The result is a compressed window for implantation, inadequate hormonal support for the uterine lining, and a higher likelihood that even a successfully fertilized egg will fail to establish a pregnancy.

Why Severity Doesn’t Always Predict Fertility

One of the most confusing aspects of endometriosis is that the stage of disease doesn’t reliably predict whether you’ll struggle to conceive. Some women with minimal visible endometriosis are profoundly infertile, while others with extensive disease conceive without difficulty. This disconnect exists because the inflammatory, hormonal, and molecular mechanisms described above operate independently of how much visible tissue is present.

To address this gap, fertility specialists developed the Endometriosis Fertility Index (EFI), a scoring system validated on over 800 patients that combines your age, how long you’ve been trying to conceive, your pregnancy history, and a surgical assessment of how well each tube, fimbria, and ovary actually functions after treatment. Unlike the older staging system that simply tallied up disease severity, the EFI predicts your actual likelihood of conceiving after surgery. It’s one of the few tools that reliably connects surgical findings to real-world pregnancy outcomes, and it can help guide decisions about whether to try naturally after surgery or move directly to assisted reproduction.

How These Mechanisms Overlap

In most women with endometriosis-related infertility, several of these pathways are active simultaneously. A woman might have mildly distorted tubes that still allow eggs through, but the inflammatory pelvic fluid impairs sperm binding, the uterine lining resists implantation due to progesterone resistance, and her ovarian reserve is declining faster than expected. No single factor is severe enough to fully explain the infertility on its own, but together they reduce the probability of conception at every step from ovulation to implantation.

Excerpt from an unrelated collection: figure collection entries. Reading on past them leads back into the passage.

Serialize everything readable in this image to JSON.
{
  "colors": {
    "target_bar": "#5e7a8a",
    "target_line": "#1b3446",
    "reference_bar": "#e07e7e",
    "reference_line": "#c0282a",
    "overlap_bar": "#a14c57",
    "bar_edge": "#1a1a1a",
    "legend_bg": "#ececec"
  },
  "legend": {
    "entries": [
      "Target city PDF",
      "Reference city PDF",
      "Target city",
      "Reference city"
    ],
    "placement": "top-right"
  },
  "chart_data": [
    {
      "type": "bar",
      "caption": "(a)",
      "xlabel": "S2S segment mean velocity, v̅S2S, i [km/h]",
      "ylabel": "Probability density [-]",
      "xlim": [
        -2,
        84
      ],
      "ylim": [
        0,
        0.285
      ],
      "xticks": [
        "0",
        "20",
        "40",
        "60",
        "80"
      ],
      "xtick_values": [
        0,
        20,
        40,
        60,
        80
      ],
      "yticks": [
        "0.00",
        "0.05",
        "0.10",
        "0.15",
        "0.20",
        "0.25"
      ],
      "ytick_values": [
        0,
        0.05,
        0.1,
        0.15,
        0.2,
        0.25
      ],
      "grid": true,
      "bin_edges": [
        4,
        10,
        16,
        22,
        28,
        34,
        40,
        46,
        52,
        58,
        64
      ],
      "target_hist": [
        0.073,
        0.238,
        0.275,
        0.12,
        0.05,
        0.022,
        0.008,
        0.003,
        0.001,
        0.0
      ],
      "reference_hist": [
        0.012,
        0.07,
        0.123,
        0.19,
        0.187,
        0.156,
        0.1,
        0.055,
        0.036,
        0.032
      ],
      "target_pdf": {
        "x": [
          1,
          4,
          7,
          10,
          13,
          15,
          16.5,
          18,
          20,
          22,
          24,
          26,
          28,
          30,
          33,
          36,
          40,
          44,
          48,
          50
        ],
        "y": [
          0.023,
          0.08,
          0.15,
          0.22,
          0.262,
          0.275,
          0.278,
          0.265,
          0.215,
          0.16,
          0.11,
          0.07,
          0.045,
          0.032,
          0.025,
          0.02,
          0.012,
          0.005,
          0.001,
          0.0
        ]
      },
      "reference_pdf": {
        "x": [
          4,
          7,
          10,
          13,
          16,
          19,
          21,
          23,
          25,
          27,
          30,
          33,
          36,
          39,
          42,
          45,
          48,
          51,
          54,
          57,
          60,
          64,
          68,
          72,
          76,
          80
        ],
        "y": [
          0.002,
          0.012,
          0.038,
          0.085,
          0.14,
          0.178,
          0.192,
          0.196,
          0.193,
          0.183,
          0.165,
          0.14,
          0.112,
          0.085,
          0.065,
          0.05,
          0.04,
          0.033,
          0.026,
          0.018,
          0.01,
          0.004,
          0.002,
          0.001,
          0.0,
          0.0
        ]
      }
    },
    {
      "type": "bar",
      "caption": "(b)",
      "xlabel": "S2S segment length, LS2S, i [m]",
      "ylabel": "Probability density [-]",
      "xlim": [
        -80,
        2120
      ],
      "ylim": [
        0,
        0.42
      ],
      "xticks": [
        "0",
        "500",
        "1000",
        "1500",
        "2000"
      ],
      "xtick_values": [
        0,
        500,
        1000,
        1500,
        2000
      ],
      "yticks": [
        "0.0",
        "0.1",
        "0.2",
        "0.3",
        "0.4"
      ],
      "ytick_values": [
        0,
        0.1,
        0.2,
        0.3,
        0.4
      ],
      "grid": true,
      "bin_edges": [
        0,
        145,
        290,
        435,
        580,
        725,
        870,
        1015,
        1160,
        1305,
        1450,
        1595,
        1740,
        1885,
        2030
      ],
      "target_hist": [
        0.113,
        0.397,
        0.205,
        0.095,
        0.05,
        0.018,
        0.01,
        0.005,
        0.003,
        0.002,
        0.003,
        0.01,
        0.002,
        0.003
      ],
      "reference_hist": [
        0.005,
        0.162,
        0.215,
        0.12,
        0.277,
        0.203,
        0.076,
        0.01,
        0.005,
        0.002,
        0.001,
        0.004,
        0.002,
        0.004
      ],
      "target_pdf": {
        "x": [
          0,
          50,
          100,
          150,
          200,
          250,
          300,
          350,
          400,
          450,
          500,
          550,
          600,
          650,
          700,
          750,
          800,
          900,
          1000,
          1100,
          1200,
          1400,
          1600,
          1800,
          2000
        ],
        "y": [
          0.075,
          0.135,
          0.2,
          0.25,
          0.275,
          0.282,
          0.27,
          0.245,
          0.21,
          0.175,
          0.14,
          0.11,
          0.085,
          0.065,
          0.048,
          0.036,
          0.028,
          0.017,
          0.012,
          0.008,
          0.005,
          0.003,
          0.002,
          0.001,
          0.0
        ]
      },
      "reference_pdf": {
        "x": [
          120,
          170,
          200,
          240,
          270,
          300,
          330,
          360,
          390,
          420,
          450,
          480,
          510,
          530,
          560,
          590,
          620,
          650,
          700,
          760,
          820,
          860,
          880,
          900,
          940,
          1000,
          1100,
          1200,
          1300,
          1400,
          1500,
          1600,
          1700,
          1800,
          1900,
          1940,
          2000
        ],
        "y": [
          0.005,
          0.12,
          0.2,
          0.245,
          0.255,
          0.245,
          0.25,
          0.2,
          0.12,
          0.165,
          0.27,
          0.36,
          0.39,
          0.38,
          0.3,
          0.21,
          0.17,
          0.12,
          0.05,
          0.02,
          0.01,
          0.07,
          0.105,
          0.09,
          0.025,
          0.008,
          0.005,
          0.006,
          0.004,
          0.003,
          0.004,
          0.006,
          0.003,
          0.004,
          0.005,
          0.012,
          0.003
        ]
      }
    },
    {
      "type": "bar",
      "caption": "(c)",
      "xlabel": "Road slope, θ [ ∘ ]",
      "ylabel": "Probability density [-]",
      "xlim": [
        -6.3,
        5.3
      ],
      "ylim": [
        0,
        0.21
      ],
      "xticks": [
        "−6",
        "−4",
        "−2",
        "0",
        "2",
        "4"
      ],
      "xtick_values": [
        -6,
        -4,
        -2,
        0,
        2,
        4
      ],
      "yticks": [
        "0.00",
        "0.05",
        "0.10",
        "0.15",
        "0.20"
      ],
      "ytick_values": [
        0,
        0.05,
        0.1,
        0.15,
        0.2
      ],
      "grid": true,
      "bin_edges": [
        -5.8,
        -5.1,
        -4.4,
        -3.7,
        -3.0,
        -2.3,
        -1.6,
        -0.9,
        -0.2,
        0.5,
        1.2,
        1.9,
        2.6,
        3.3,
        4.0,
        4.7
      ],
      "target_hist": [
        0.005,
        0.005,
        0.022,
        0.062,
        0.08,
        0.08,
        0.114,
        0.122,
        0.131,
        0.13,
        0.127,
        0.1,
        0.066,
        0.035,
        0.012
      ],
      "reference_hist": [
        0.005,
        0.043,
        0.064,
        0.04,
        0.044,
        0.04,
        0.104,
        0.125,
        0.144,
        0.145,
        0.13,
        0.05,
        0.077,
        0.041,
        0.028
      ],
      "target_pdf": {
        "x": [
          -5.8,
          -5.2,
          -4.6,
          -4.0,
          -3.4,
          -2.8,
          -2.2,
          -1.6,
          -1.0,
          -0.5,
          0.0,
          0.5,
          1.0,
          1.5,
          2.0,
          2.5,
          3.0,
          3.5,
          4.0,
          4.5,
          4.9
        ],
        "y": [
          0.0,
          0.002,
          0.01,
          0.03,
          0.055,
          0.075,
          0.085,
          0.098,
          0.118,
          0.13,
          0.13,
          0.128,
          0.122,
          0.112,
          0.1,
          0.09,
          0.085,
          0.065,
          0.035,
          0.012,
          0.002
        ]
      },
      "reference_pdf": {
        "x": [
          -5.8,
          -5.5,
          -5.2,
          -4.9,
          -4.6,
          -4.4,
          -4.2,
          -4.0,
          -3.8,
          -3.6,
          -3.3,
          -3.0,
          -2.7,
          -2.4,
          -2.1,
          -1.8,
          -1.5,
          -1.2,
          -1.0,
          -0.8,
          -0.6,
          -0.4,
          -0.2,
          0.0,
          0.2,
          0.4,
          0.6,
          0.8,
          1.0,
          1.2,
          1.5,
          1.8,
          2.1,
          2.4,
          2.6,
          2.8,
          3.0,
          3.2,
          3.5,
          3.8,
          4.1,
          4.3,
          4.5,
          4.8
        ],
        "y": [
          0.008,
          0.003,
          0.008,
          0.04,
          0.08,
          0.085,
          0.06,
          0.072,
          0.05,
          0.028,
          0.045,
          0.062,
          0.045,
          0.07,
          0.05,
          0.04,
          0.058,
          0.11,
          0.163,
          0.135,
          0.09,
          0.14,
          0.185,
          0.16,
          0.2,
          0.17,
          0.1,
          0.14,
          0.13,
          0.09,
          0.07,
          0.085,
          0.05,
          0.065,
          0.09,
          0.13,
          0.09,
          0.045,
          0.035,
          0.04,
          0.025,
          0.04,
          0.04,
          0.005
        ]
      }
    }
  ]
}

This is why treatment often needs to address multiple barriers. Surgery can remove adhesions and restore anatomy, but it won’t fix progesterone resistance or reverse inflammatory changes in the pelvic fluid. IVF bypasses the tubes and the hostile pelvic environment entirely, which is why it’s often effective for endometriosis patients, though implantation challenges may still persist. Understanding which mechanisms are most relevant in your case is what allows your care team to choose the approach most likely to work.